Plan for AcquisitionMany companies write their plans with the assumption that they will not be acquired. In fact, many of them will, whether they are publicly traded or not. One of the most common, and costly, areas of options lawsuits is what happens when there is an acquisition. Will options immediately vest and become fully exercisable (employees will like that but these provisions can make your company less attractive to a suitor)? If options do not vest on acquisition, what happens to the unvested options? Can they be translated into options in the acquiring company's stock? For options that are vested, are they immediately exercisable or will the employee receive options or shares in the acquirer instead? If options are exchanged, how will the exchange value be set?

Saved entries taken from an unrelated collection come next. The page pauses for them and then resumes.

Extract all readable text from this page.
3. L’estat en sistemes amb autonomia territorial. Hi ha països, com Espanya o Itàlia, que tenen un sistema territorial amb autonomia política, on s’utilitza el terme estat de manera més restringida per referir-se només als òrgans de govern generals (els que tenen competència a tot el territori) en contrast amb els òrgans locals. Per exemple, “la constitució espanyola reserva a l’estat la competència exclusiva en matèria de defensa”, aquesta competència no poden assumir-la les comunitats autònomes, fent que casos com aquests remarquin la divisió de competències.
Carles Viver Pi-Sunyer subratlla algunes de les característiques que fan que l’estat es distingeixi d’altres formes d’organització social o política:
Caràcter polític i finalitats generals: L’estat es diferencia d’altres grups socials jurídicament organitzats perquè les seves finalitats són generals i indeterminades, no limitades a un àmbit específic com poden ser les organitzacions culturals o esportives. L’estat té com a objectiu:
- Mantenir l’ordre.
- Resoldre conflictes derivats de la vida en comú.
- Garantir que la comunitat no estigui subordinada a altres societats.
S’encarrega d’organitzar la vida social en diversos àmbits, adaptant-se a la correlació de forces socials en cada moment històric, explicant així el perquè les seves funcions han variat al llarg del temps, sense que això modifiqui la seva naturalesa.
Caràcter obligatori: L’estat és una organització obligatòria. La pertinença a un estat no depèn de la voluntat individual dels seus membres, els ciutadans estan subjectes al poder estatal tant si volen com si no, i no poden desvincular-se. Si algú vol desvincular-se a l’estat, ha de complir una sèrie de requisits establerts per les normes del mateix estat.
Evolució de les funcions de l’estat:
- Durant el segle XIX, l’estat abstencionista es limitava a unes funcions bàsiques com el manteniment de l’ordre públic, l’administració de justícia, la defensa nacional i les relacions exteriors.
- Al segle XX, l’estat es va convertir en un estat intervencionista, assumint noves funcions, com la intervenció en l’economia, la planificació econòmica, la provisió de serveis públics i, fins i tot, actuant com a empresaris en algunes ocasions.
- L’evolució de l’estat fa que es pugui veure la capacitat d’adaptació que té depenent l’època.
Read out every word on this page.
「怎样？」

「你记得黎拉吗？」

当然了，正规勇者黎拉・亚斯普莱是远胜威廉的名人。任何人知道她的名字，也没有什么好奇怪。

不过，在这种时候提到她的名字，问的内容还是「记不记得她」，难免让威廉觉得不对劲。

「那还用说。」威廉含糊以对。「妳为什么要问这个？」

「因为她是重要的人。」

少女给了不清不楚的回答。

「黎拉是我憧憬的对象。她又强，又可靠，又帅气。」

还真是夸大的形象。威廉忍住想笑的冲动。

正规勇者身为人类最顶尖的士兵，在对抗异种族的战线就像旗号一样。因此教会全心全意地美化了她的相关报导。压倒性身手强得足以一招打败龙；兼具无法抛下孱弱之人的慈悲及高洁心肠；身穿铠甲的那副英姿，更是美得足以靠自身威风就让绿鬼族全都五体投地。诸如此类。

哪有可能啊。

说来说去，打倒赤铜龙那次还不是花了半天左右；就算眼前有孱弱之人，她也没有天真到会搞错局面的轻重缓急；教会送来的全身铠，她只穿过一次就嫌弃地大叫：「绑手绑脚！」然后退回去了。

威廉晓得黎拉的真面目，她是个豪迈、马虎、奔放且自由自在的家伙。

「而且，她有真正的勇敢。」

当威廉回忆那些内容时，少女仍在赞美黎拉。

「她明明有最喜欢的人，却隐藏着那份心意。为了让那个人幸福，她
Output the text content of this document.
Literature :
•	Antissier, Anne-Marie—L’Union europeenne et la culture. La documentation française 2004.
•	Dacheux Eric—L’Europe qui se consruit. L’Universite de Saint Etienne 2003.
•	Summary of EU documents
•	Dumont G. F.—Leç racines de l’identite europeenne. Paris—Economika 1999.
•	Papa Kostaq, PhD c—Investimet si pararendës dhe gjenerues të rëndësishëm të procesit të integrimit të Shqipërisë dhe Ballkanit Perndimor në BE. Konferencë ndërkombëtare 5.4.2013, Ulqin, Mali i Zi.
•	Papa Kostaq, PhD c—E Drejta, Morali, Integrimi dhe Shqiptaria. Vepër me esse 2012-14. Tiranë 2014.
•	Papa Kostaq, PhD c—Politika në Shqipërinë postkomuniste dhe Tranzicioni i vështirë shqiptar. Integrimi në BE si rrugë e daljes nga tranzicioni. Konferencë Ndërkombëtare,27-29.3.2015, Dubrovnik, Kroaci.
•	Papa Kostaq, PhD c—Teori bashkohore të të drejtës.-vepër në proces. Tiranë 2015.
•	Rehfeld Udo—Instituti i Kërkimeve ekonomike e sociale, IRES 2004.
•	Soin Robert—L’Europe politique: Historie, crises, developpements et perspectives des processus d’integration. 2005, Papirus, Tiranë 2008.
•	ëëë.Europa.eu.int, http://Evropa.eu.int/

Some plans will outline specifically what will happen on each of these issues. That, of course, limits the company's flexibility in the face of a negotiation. If more discretion is desired, then the plan needs to lay out the procedures about who will make the decisions and on what basis. One approach to help build more employee confidence in this discretionary plan is to require that someone other than senior management make the decision, such as a committee of outside directors or an independent fiduciary appointed by the company. The fairness of any option exchange could be reviewed by an independent source, such as a qualified valuation or CPA firm. However these issues are handled, the more ambiguous or silent the plan is on what happens, the more likely employees are to sue.
Clarify Termination RulesAnother common area for suits is termination, whether for cause or not. Most plans state that unvested shares are forfeited when an employee terminates employment, but this is not universally the case nor universally spelled out. Employees still might argue that their termination was inappropriate and perhaps even that they were terminated so that the company would not have to deal with all their options. Making sure the plan and the contract with employee specifies the employee's rights for unvested options if terminated can help avoid lawsuits, although sufficiently aggrieved employees might sue anyway.
Some plans also state that unexercised but vested options are canceled if an employee is terminated for cause. This creates much stickier issues. Employees with substantial option value may well contend that their termination was to reduce costs to the employer. If your plan has such a provision, you need to review it very carefully with an attorney specializing in the employment laws of your state.
Finally, some plans state that options will be canceled if an employee goes to work for a competitor. Obviously, companies are not enthused about employees taking a large option award and starting a competing enterprise or going to work for one. The problem with the non-compete agreements is that they are often very difficult to enforce, and are illegal in some states. Employment law is a complex area that is almost entirely based on state, not federal, rules, so before creating a non-compete clause, get a careful legal review.